The closed-door talks covered Ghani's reform programme, his anti-corruption strategy and preparations for parliamentary elections due to take place next year.
US President Donald Trump "has declared that we are here to stay until we can secure a process of reconciliation and peace", Tillerson said, adding: "It's not an unlimited commitment."
Tillerson's unannounced visit follows one of the bloodiest weeks in Afghanistan in recent memory, with more than 200 people killed in multiple attacks on security installations and mosques across the country.
A spokesman for the militants told AFP last week the attacks were "a clear message... the enemy who thought they had scared us with the new Trump strategy have now been given a lesson".
The Taliban have been rampant since the withdrawal of NATO combat forces at the end of 2014.

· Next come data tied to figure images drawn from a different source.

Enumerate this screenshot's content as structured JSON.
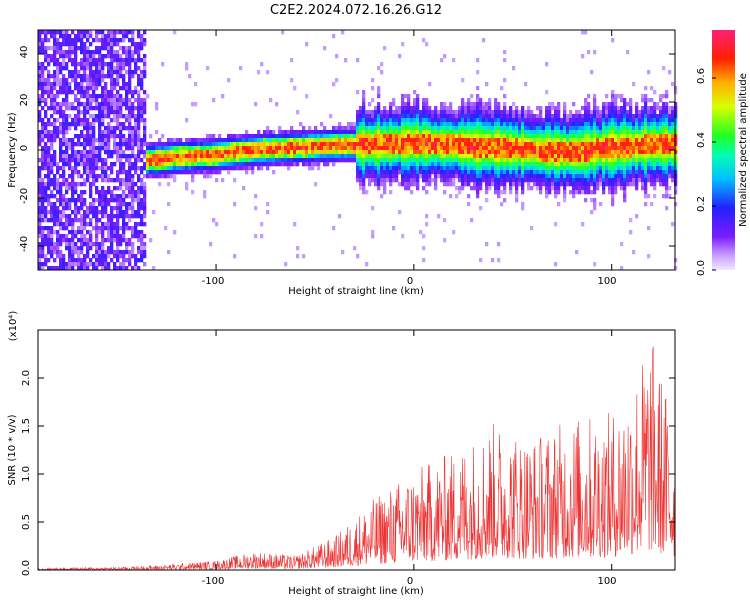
{
  "title": "C2E2.2024.072.16.26.G12",
  "colors": {
    "snr_line": "#ee3333",
    "axis": "#000000"
  },
  "chart_data": [
    {
      "type": "heatmap",
      "xlabel": "Height of straight line (km)",
      "ylabel": "Frequency (Hz)",
      "xlim": [
        -190,
        132
      ],
      "ylim": [
        -50,
        50
      ],
      "xticks": [
        "-100",
        "0",
        "100"
      ],
      "yticks": [
        "-40",
        "-20",
        "0",
        "20",
        "40"
      ],
      "colorbar": {
        "label": "Normalized spectral amplitude",
        "range": [
          0.0,
          0.75
        ],
        "ticks": [
          "0.0",
          "0.2",
          "0.4",
          "0.6"
        ],
        "colormap": "rainbow (purple-blue-cyan-green-yellow-red-magenta)"
      },
      "ridge": [
        {
          "x": -140,
          "y": -5
        },
        {
          "x": -120,
          "y": -3
        },
        {
          "x": -100,
          "y": -2
        },
        {
          "x": -80,
          "y": 0
        },
        {
          "x": -60,
          "y": 1
        },
        {
          "x": -40,
          "y": 2
        },
        {
          "x": -20,
          "y": 2
        },
        {
          "x": 0,
          "y": 3
        },
        {
          "x": 20,
          "y": 2
        },
        {
          "x": 40,
          "y": 1
        },
        {
          "x": 60,
          "y": 0
        },
        {
          "x": 80,
          "y": -1
        },
        {
          "x": 100,
          "y": 1
        },
        {
          "x": 120,
          "y": 2
        }
      ]
    },
    {
      "type": "line",
      "xlabel": "Height of straight line (km)",
      "ylabel": "SNR (10 * v/v)",
      "yscale_label": "(x10⁴)",
      "xlim": [
        -190,
        132
      ],
      "ylim": [
        0,
        2.5
      ],
      "xticks": [
        "-100",
        "0",
        "100"
      ],
      "yticks": [
        "0.0",
        "0.5",
        "1.0",
        "1.5",
        "2.0"
      ],
      "envelope": [
        {
          "x": -190,
          "y": 0.02
        },
        {
          "x": -150,
          "y": 0.03
        },
        {
          "x": -130,
          "y": 0.05
        },
        {
          "x": -100,
          "y": 0.1
        },
        {
          "x": -80,
          "y": 0.2
        },
        {
          "x": -60,
          "y": 0.15
        },
        {
          "x": -40,
          "y": 0.35
        },
        {
          "x": -20,
          "y": 0.75
        },
        {
          "x": 0,
          "y": 1.05
        },
        {
          "x": 20,
          "y": 1.25
        },
        {
          "x": 40,
          "y": 1.55
        },
        {
          "x": 60,
          "y": 1.4
        },
        {
          "x": 80,
          "y": 1.6
        },
        {
          "x": 100,
          "y": 1.65
        },
        {
          "x": 110,
          "y": 2.0
        },
        {
          "x": 120,
          "y": 2.45
        },
        {
          "x": 132,
          "y": 1.55
        }
      ]
    }
  ]
}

Trump has cleared the way for the deployment of thousands more US troops in an open-ended commitment and there has been a surge in US airstrikes, but the insurgency has only intensified.
Militants fired several rockets into Kabul on Monday morning but there were no casualties.
During Mattis's visit last month Taliban militants fired multiple rockets towards the city's international airport in an attack that killed one person and wounded 11 others.
Tillerson is due to fly to Pakistan on Tuesday where he will pressure Islamabad to take action on the support Taliban and other "terrorist organisations" receive in the country.
Islamabad needed to "take a clear-eyed view of the situation that they are confronted with in terms of the number of terrorist organisations that find safe haven inside" the country, he told reporters, according to a pool report.
"We want to work closely (with) Pakistan to create a more stable and secure Pakistan as well," Tillerson said.